Veteran insurance company Progressive (PGR -2.65%) suffered a case of the Mondays on the first stock trading day of this week. Its shares took a nearly 3% hit that session, on the back of two pessimistic analyst updates. Additionally, this occurred on a day when the S&P 500 (^GSPC 1.07%) traded up, rising by 1.1%.

Downed with a downgrade

Of the pair, the more impactful was the one issued by Bob Huang of white-shoe investment bank Morgan Stanley. Huang downgraded his recommendation to underweight (i.e., hold) from his previous rating of equalweight (neutral). He accompanied this with a substantial price target reduction to $265 per share -- previously, he had flagged the stock as being worth $265 apiece.

Person looking at laptop screen with head in hands.
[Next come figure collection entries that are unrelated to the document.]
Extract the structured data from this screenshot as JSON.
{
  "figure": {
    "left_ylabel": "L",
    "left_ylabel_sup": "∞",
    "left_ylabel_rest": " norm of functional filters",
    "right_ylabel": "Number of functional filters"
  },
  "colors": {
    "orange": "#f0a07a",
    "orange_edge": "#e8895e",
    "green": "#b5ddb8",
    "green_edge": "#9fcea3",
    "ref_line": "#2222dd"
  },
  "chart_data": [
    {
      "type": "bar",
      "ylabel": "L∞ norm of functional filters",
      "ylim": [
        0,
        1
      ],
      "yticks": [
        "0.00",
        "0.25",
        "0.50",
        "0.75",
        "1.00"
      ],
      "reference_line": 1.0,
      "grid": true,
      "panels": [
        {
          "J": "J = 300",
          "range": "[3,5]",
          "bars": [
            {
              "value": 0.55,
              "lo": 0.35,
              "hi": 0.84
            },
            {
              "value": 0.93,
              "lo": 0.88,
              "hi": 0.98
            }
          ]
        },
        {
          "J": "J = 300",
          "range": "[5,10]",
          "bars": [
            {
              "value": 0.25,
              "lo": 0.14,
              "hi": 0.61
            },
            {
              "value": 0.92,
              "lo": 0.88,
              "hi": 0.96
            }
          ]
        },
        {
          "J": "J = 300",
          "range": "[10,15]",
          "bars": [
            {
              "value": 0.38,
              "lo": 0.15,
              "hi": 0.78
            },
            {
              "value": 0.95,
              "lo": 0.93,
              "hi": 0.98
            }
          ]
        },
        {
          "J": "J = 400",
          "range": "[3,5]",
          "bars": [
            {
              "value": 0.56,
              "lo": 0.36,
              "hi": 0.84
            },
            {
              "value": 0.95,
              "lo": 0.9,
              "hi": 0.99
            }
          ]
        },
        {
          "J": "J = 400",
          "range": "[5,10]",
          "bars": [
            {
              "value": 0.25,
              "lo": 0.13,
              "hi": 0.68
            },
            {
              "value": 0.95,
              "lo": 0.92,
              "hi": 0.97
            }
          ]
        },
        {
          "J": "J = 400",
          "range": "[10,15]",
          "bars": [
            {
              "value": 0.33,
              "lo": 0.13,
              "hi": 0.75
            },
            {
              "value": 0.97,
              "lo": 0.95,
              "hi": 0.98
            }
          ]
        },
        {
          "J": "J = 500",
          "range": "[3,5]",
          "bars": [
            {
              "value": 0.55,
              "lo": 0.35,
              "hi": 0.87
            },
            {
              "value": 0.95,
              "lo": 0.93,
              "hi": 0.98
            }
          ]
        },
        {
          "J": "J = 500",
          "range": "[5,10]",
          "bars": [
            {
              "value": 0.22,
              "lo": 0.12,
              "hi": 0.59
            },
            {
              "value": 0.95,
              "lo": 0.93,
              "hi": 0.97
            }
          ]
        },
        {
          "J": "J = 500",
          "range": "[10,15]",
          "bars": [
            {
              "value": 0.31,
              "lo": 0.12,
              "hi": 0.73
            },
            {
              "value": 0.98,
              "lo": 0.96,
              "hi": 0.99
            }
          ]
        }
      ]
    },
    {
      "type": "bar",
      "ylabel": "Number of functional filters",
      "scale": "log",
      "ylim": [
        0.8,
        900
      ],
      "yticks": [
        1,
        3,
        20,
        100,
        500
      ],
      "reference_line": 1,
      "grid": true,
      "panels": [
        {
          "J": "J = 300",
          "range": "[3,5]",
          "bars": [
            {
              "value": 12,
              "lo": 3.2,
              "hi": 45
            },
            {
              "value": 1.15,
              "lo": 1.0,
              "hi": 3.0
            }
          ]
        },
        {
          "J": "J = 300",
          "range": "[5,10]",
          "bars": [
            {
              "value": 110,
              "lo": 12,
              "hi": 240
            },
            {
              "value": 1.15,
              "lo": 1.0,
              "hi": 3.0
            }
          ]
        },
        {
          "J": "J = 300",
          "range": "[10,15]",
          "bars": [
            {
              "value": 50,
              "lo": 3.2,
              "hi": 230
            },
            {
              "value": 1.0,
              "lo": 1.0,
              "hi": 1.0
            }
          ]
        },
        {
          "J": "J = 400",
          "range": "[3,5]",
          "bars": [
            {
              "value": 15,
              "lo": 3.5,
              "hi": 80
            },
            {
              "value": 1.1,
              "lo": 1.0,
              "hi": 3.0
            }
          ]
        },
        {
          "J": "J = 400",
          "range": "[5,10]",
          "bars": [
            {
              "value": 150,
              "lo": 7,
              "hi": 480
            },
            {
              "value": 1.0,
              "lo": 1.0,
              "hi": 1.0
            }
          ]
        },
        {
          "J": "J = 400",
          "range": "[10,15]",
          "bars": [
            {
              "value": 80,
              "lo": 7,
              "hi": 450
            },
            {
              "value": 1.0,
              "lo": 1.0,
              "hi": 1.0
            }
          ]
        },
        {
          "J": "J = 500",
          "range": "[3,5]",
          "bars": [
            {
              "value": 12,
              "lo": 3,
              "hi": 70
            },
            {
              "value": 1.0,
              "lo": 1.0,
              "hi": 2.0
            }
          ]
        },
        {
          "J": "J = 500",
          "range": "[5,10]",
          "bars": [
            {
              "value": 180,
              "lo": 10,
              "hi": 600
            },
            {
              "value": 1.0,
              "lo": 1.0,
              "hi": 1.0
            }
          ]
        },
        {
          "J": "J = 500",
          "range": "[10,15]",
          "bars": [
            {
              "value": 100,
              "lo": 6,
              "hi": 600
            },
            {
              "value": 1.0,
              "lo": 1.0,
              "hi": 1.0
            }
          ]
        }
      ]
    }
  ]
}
Image source: Getty Images.

According to reports, Huang's main concern is that Progressive is entering a cycle where pricing power for insurers will be weaker. Given that the pricing of premiums is critical to an insurance company's fundamentals, this is sure to impact key line items for the company.

The analyst believes this will have enough of a negative impact for Progressive to post per-share earnings declines in both 2026 and 2027.

More progress wanted

Compounding that, Huang's peer Alex Scott of Barclays also reduced his price target, although he left his recommendation of equalweight unchanged. Scott's new fair-value assessment is $257 per share, down from the preceding $271.

Pessimism is in the air with Progressive at the moment; last week, the company released discouraging preliminary third-quarter results. Although it showed decent growth in certain line items, it failed to meet analyst estimates for the period.